Risk Can Take Many Forms
The disruption and challenges presented by COVID-19 maybe something new and unprecedented but the threats of cybercrimes are not. While many industries and organizations emphasize on stringent security measures, there are many businesses that are still vulnerable to this form of risk whose wider implications (from heavy financial to reputational risk to even a complete shutdown) over the years have been quite drastic, especially for SMBs.
The multiple impacts of cybercrime are a particularly amplified risk in current times because of the increase in online interactions, operations, and transactions. With COVID-19 related news and information being the prime focus of attention, it is important that in addition to maintaining vigilance over our health we also remain alert to this aspect of risk in our day to day online activities.

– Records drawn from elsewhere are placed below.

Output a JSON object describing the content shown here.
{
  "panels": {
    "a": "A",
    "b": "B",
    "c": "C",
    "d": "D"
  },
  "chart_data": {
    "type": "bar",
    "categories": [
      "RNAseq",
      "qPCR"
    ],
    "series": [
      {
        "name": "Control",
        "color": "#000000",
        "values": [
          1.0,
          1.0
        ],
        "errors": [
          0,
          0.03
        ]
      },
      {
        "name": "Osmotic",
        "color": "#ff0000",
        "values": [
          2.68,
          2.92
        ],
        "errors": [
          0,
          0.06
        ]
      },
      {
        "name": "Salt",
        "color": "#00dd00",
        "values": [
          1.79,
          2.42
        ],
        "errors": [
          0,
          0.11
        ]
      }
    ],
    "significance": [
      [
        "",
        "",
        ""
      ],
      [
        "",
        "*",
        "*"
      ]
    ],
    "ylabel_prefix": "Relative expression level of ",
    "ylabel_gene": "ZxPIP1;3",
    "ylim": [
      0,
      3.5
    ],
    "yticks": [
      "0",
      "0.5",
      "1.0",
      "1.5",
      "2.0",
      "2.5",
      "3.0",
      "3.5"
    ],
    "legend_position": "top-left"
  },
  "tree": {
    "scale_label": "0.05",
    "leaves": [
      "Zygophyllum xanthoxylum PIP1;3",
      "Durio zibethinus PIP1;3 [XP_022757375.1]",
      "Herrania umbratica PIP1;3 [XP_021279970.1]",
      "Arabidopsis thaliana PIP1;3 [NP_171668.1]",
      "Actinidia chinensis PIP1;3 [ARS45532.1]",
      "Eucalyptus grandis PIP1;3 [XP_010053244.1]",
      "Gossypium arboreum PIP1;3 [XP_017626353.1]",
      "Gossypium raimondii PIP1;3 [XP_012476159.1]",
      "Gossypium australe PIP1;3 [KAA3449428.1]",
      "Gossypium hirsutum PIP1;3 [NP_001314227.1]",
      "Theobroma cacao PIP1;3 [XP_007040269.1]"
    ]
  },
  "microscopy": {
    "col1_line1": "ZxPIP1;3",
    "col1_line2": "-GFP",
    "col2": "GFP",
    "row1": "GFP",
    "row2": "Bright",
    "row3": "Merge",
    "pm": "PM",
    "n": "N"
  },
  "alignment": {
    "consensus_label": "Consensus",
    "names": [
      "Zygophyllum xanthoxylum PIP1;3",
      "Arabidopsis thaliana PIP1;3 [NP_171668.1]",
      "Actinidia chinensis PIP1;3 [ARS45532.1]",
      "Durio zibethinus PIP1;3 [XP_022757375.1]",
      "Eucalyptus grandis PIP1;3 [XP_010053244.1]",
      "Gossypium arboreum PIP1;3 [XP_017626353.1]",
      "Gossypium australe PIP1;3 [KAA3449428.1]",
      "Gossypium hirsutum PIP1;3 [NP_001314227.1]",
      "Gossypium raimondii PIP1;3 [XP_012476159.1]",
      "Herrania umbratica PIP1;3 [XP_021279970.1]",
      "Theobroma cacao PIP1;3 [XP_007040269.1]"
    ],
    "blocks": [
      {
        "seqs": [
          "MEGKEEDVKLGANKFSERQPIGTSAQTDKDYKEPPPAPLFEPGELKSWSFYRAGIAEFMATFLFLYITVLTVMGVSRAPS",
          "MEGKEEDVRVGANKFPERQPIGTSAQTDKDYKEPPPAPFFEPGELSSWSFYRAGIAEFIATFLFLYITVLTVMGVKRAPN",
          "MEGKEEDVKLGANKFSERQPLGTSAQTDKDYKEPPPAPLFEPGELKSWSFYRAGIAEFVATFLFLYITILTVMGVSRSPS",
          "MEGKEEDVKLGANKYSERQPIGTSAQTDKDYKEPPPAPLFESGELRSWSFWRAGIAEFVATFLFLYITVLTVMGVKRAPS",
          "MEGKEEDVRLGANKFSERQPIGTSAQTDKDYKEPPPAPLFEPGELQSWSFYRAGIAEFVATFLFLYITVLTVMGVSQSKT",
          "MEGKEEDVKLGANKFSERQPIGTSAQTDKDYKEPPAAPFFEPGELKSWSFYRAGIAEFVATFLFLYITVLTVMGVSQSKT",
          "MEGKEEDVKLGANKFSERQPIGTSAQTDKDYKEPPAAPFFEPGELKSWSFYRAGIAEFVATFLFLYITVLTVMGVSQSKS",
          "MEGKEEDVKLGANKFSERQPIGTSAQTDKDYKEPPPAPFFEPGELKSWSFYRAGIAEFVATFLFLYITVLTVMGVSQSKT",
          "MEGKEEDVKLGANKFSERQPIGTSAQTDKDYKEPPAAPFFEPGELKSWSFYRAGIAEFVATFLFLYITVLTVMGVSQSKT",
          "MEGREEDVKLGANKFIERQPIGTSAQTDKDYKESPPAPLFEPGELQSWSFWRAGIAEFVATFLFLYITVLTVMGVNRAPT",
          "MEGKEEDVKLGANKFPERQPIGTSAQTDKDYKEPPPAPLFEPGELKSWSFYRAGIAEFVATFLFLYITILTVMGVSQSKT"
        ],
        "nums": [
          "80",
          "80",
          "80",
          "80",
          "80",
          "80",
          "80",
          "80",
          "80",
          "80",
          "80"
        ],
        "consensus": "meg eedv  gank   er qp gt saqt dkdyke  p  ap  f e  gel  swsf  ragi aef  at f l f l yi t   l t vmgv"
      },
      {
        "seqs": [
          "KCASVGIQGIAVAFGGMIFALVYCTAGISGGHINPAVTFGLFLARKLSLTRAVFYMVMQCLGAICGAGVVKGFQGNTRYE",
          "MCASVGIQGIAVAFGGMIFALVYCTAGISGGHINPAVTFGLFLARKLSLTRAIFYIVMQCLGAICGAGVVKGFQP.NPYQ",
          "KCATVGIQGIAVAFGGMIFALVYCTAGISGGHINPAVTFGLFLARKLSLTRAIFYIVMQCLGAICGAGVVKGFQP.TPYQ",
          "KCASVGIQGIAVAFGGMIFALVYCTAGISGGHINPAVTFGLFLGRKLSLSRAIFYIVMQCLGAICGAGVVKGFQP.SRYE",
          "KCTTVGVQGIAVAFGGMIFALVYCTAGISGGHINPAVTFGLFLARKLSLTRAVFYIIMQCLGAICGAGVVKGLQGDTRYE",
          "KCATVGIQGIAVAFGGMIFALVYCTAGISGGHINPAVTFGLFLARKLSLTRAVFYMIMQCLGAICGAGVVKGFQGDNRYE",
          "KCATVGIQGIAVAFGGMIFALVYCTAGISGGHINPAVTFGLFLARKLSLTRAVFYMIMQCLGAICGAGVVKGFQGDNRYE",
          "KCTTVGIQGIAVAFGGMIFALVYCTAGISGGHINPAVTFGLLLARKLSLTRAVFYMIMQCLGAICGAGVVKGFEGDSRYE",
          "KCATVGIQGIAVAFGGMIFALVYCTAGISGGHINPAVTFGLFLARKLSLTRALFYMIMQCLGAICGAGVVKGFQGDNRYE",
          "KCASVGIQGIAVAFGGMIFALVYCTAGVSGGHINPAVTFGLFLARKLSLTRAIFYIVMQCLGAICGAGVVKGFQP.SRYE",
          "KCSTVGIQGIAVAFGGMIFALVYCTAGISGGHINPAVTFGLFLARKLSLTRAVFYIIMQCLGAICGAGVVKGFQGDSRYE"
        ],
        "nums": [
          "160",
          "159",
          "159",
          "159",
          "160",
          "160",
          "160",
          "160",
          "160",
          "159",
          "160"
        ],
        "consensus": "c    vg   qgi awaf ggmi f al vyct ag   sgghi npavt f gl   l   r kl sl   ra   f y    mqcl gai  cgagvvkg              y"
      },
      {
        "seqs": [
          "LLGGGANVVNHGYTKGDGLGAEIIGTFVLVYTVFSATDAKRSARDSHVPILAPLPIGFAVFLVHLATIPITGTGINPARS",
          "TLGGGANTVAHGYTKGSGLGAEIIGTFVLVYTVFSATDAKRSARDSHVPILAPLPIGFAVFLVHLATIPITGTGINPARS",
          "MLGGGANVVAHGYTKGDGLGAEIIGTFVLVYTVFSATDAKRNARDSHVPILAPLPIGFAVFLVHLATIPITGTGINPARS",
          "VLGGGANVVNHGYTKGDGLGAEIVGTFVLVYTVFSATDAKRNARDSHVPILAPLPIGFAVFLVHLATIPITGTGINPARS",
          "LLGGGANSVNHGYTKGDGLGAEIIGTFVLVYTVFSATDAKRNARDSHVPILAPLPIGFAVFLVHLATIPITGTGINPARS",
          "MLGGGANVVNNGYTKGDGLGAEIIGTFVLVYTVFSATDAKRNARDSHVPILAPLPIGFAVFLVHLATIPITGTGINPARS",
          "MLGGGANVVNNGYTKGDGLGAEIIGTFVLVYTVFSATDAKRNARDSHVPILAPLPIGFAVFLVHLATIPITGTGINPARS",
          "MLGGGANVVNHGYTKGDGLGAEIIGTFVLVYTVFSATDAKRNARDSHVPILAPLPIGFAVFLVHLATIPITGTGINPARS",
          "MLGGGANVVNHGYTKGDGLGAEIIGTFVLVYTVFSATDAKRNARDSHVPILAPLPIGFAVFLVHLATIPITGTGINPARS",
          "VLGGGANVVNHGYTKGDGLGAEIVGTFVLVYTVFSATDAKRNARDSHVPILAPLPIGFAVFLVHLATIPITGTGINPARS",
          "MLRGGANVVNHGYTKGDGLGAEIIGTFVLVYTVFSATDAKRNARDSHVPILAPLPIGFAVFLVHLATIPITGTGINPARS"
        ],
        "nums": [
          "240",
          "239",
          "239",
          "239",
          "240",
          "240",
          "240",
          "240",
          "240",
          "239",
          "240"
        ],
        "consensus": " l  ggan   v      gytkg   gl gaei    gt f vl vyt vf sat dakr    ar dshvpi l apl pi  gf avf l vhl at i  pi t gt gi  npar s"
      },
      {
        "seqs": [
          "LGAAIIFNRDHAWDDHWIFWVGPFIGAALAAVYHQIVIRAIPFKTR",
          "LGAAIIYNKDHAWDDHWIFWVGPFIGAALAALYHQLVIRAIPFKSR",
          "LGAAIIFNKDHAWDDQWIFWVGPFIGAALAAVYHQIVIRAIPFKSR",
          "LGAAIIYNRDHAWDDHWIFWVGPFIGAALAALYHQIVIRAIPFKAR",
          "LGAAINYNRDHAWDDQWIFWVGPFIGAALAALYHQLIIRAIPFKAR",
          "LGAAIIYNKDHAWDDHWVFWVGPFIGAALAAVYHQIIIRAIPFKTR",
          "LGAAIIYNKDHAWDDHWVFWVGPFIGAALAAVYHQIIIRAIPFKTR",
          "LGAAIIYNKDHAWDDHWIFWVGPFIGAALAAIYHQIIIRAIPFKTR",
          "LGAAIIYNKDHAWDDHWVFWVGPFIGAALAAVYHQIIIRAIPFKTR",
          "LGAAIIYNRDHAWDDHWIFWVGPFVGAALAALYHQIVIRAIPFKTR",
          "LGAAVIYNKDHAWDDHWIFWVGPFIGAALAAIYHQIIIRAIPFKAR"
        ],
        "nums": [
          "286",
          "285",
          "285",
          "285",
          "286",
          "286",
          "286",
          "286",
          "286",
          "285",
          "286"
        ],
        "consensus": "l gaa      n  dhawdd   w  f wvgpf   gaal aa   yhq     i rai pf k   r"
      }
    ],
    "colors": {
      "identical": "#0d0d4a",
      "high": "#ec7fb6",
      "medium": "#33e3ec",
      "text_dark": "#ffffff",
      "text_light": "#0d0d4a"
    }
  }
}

Risk Management Is About Speed
Early warning signs are always a crucial lead to ensure risk containment and emergency management. Waiting to witness or understand the full impact of an event is definitely no longer an option when it comes to effectively launching adaptive measures and containing escalations. Additionally, don’t overestimate but also don’t underestimate the implications of any risk factor for your business. What may seem relatively unimportant can, in the long run, become a challenge that you had probably assumed but simply didn’t consider a threat.
Risk Can Present Learning Opportunities Too
It’s only natural to panic in the face of a volatile and unpredictable situation like COVID-19, yet we cannot deny that there is simply no running away. So, while there is nothing wrong in aiming for perfection and steady growth as part of your eventual business goals it is equally important that there is no compromise in the implementation of measures like building a financial resource reserve, prioritizing the most necessary investments, developing a crisis management team/plan and having adequate access to information, observations and including any factor that may seem relatively unimportant for your business (at a particular point of time).
Everyone bears the brunt of risks at some point but how much we choose to learn from them is something that varies at an individual and at a collective level.
The human tragedy and global crisis presented by the novel Coronavirus COVID-19 has strongly shaken our beliefs and habits. This is a wakeup call and no longer can we afford to simply consider individual growth or materialistic growth while ignoring the many warnings that have been constantly coming our way in the form of natural disasters, climate change, health hazards like Ebola, SARS, MARS (and now COVID-19) and the subsequent shift in economic growth and decision making.
The global economy will recover from this recession. Even if it’s a sluggish one, the resurgence will happen, and with many countries already implementing measures to help small businesses regain their functionality, the focus is on making necessary transformations to not just reboot the national and global economy but also to act more towards sustainability and equitable access to resources and information.